Marcelo Colussi
«¡Hoy es 23 de diciembre, mi amigo!», dijo altanero el empleado tras su ventanilla. «Para terminarle el trámite… ¡déjese algo!». ¿Alguien pasó por experiencias similares? Seguramente muchos, o todos los que están leyendo este texto.
La corrupción no es un cuerpo extraño en las sociedades: es el pan nuestro de cada día. Ello no pretende ser una justificación. Por el contrario: pretende partir de su reconocimiento para ver cómo dar un combate con posibilidades reales de éxito. Por supuesto, hay grados de corrupción: lo que pide ese empleado para terminar el trámite no es lo mismo que el 20% que exige un ministro para otorgar una millonaria obra de infraestructura que demorará un año en terminarse. Pero que hay corrupción por todos lados: ¡no hay dudas! Fidel Castro, aún en ejercicio de la presidencia en Cuba hace algunos años atrás, la tuvo que denunciar explícitamente, y eso no significa el fracaso de los valores socialistas.
Reconocer que está entre nosotros, que está instalada como posibilidad cultural de todos los seres humanos, no es declararse rendido ante ella. Que la corrupción existe, que tiene un peso considerable en la dinámica de las relaciones humanas, que ha estado presente en muchas civilizaciones a través de la historia según se desprende de su estudio, todo ello debe ser nuestro punto de arranque. La cuestión es ¿qué antídoto le anteponemos? O más aún: ¿es posible combatirla? ¿Hay antídoto?
Partimos de la base de dos premisas: 1) la corrupción es detestable, es negativa, destruye en vez de construir, aunque sea una práctica común y que puede hallarse por todos lados; 2) es posible combatirla y quitarle espacio, y hasta quizá vencerla totalmente. Si no creyéramos firmemente en esas premisas, de nada valdría plantearse trabajar el tema.
La corrupción, dicho muy rápidamente, tiene que ver con la evitación de las normas, con su transgresión. Aunque no cualquier transgresión: sin duda se trata de un delito, como cualquier salto a las normas, a las leyes establecidas. Pero si algo tiene como particularidad distintiva es la impunidad. Los actos corruptos dañan a terceros, sin dudas, si bien tienen la singularidad de estar integrados como parte de la cultura dominante; es decir: son «normales» dentro de las distintas sociedades, distintamente a otro tipo de crímenes. En ese sentido podemos considerarla como impune, protegida contra el castigo. Es, por tanto, un «mal» que tenemos instalado en la cotidianeidad. No hay sociedad compleja, con aparato estatal ya desarrollado, que no presente una cuota de corrupción. Salvando las distancias, es como las caries respecto a la salud bucal: no son buenas, pero convivimos con ellas y es muy difícil prevenirlas. Y definitivamente, es imposible evitarlas.

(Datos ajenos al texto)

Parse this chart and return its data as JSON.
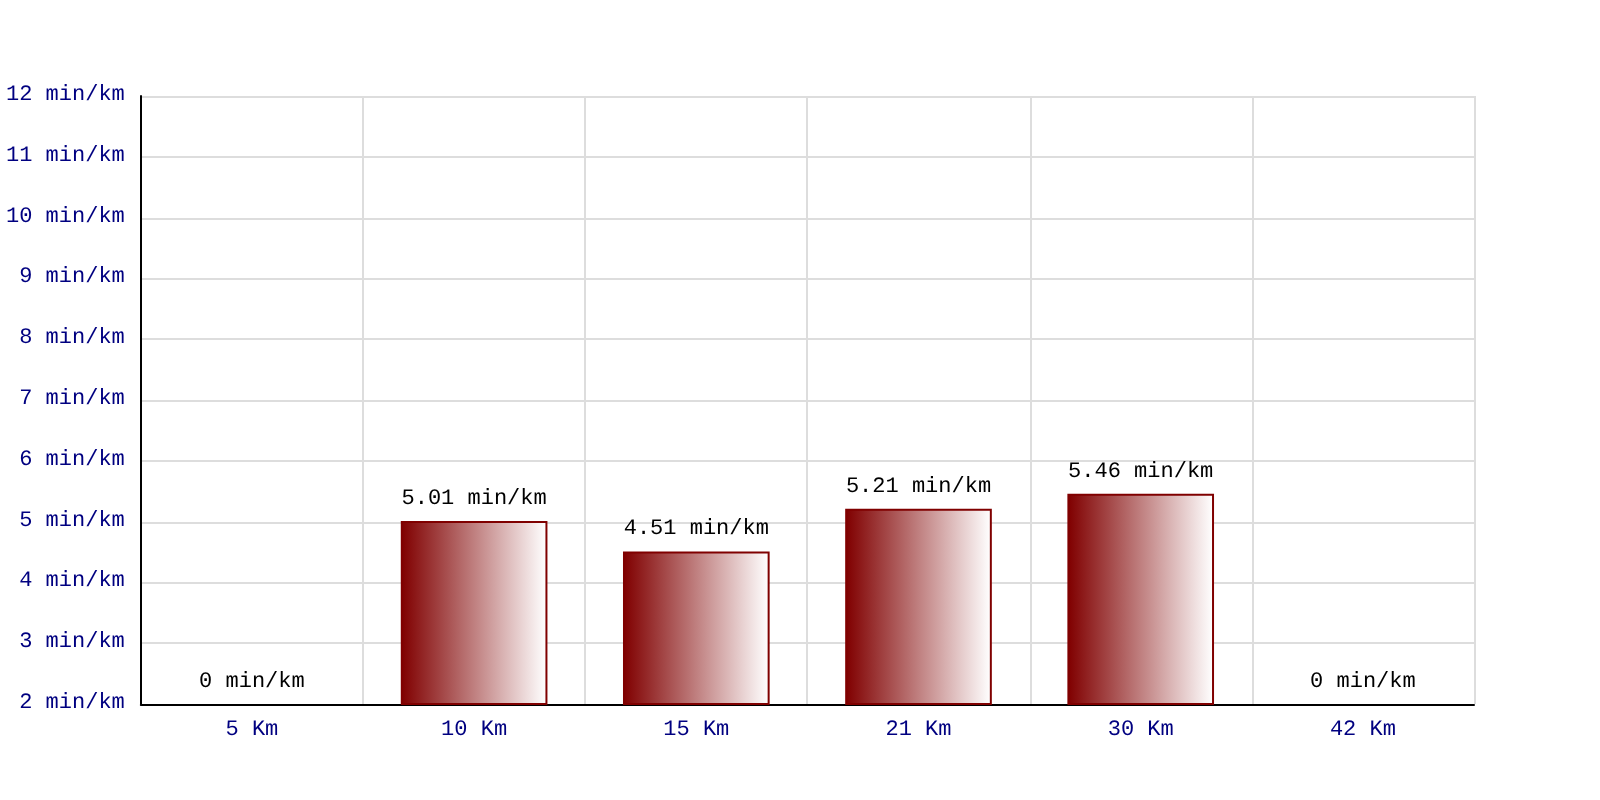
{
  "chart_data": {
    "type": "bar",
    "categories": [
      "5 Km",
      "10 Km",
      "15 Km",
      "21 Km",
      "30 Km",
      "42 Km"
    ],
    "values": [
      null,
      5.01,
      4.51,
      5.21,
      5.46,
      null
    ],
    "value_labels": [
      "0 min/km",
      "5.01 min/km",
      "4.51 min/km",
      "5.21 min/km",
      "5.46 min/km",
      "0 min/km"
    ],
    "color": "#800000",
    "ylim": [
      2,
      12
    ],
    "yticks": [
      {
        "value": 2,
        "label": "2 min/km"
      },
      {
        "value": 3,
        "label": "3 min/km"
      },
      {
        "value": 4,
        "label": "4 min/km"
      },
      {
        "value": 5,
        "label": "5 min/km"
      },
      {
        "value": 6,
        "label": "6 min/km"
      },
      {
        "value": 7,
        "label": "7 min/km"
      },
      {
        "value": 8,
        "label": "8 min/km"
      },
      {
        "value": 9,
        "label": "9 min/km"
      },
      {
        "value": 10,
        "label": "10 min/km"
      },
      {
        "value": 11,
        "label": "11 min/km"
      },
      {
        "value": 12,
        "label": "12 min/km"
      }
    ],
    "grid": true
  }
}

Si bien está integrada en lo cotidiano, por supuesto que hay diferencias entre el grado de tolerancia para con la corrupción: sus escalas de incidencia varían en los distintos países así como las respuestas institucionales que se le da. En algunos lados merece pena de muerte (China, Rusia, por ejemplo) –aunque eso no la elimine–; en otros está incorporada a la dinámica cotidiana, es parte de la «normalidad» diaria con mucha mayor naturalidad (África o Latinoamérica, pongamos por caso. Es sabido que muchos agentes públicos «redondean» su salario con el soberno). Y eso está en dependencia de un sinnúmero de factores: hay países «civilizados» del próspero Primer Mundo donde la corrupción es moneda corriente en los distintos niveles de la dinámica social: Italia por ejemplo, mientras hay otros –los nórdicos, Canadá– donde tiene una incidencia mucho menor y es mucho más penalizada. Lo que pareciera un común denominador es que a menor grado de «desarrollo humano», según los criterios modernos que marca cierta Sociología –o, dicho en otros términos: a menor complejidad de las estructuras sociales y estatales– mayor grado de laxitud en el cumplimiento de las leyes, es decir: mayor corrupción.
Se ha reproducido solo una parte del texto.